Je souris en voyant Ruti batailler pour faire mousser le savon, tout en ressentant une légère angoisse.

La « bénédiction du Héros » de Ruti inclut une résistance qui maintient son corps en permanence dans un état optimal. Ça s'applique à la peau : à l'époque du voyage, ses vêtements étaient sales, mais son corps, lui, redevenait net rien qu'en s'essuyant légèrement.

Je me suis dit que ça ressemblait à ces marchands colporteurs qui vantent à outrance une vaisselle qui devient propre rien qu'en l'essuyant. Je ne l'ai pas dit, ceci dit.

Du coup, pour ce qui est de "se laver le corps", Ruti a probablement moins d'expérience que la moyenne. Pire : à part l'époque où elle m'a lavé gamine, elle n'a jamais lavé celui de qui que ce soit.

« Tourne-toi. »

« A-ah. »

Je tourne le dos à Ruti.

Ses doigts fins effleurent mon dos, vérifient la texture de la peau en la caressant, puis elle se met à me laver doucement avec la serviette qu'elle tient dans les deux mains.

« Nn… »

Se faire laver par quelqu'un, c'est une sensation de bien-être indescriptible.

C'est encore maladroit, mais Ruti s'applique jusqu'aux aisselles et au bout des doigts.

« Kuh. »

Quand ses doigts frôlent mes flancs, la chatouillerie m'arrache un son.

Ruti retire la main, un peu paniquée.

« Ça chatouillait ? »

« Ah, c'est bon. »

« Muu. »

Ruti regarde sa main, incline la tête.

Elle touche son propre flanc, comme pour comprendre comment elle aurait dû faire. Ça, encore, c'est mignon.

Après quelques vérifications, elle hoche faiblement la tête et reprend son lavage.

Le travail minutieux continue ; le dos et les bras ont l'air à peu près faits.

« Merci, ça doit être bon à peu près. »

« Pas du tout. Je continue. »

Elle reprend la serviette et se rapproche de moi.

Et *gyu* : elle m'enlace par-derrière, passant ses deux bras autour de moi.

« He ? »

La douceur qui s'écrase contre mon dos, c'est la poitrine de Ruti. Plus menue que celle de Rit, mais bien formée, adorable.
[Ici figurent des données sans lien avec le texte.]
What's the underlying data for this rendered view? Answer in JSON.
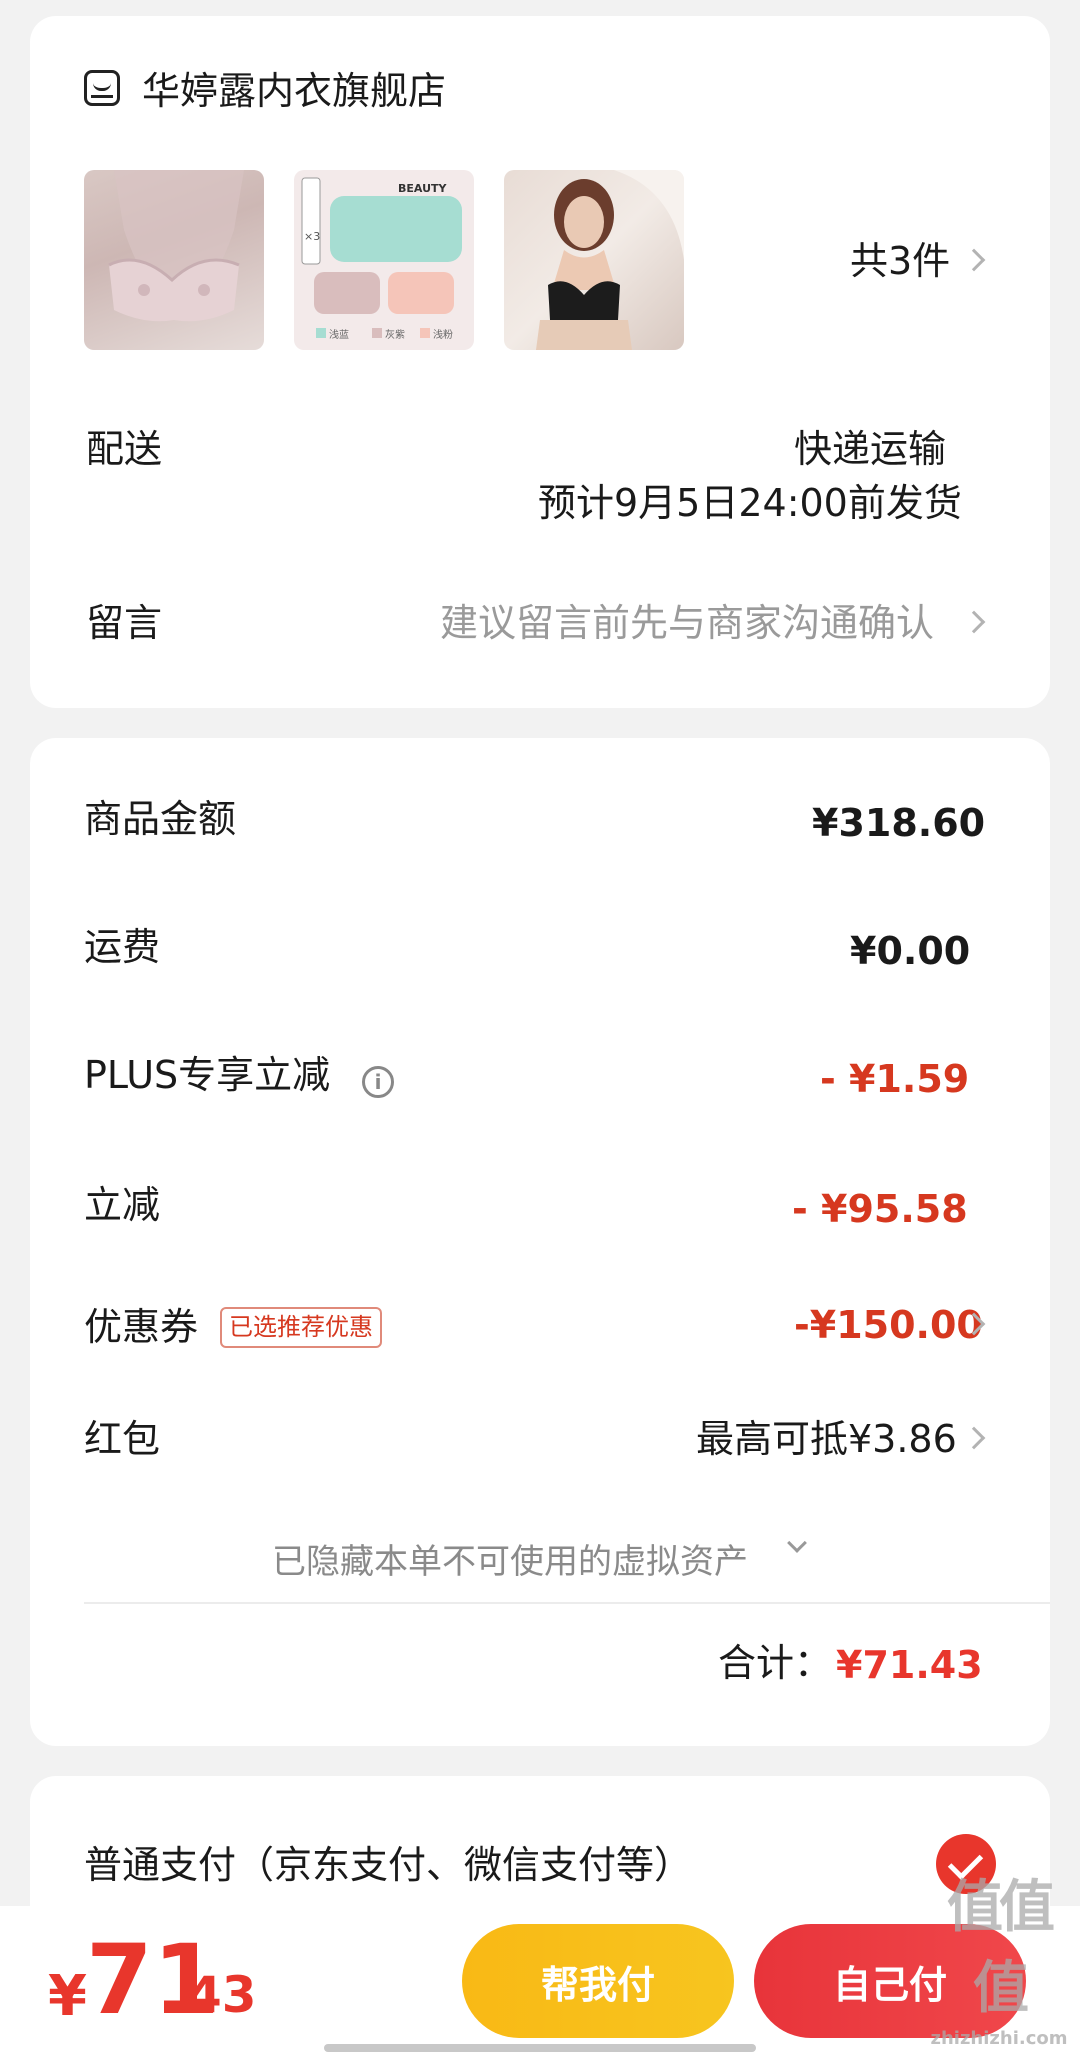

Une chaleur douce irradie de notre peau collée. Pourquoi la peau d'autrui apaise-t-elle à ce point ? J'en oublie même le tumulte autour de l'affaire Mistorm-shi.

Mais pourquoi Ruti s'est-elle collée comme ça ?

« Nn. »

Sa main caresse la zone de mon torse, et elle se met à me laver avec la serviette savonnée.

Elle plonge le regard par-dessus mon épaule, vers sa propre main, et sans aucune once de badinage, d'un air sérieux, elle s'efforce de laver mon corps.

… Je pige.

Je repense à tout à l'heure : Ruti testait la méthode sur son propre flanc.

Elle met en pratique la façon dont elle s'est lavée elle-même. Pour reproduire au mieux la pression, le geste.

Donc pour laver l'avant du corps, au lieu de faire face, elle a passé ses bras par-derrière, exactement comme quand elle se lave seule.

Ruti est sérieuse, mais cette méthode, émotionnellement, ça chatouille.

Le décalage entre ses capacités surhumaines habituelles et ce côté un peu à côté de la plaque… ça me chatouille le cœur de grand frère.

En d'autres termes : c'est mignon.

« Fufu… »

« ? »

Devant mon rire incontrôlé, Ruti croit que ça chatouillait encore, et s'arrête.

Mais en voyant mon expression, elle comprend que c'est de la joie qui monte. Elle esquisse un sourire aux lèvres, et, toujours enlacée à moi, continue de me laver avec le savon moussé et la serviette.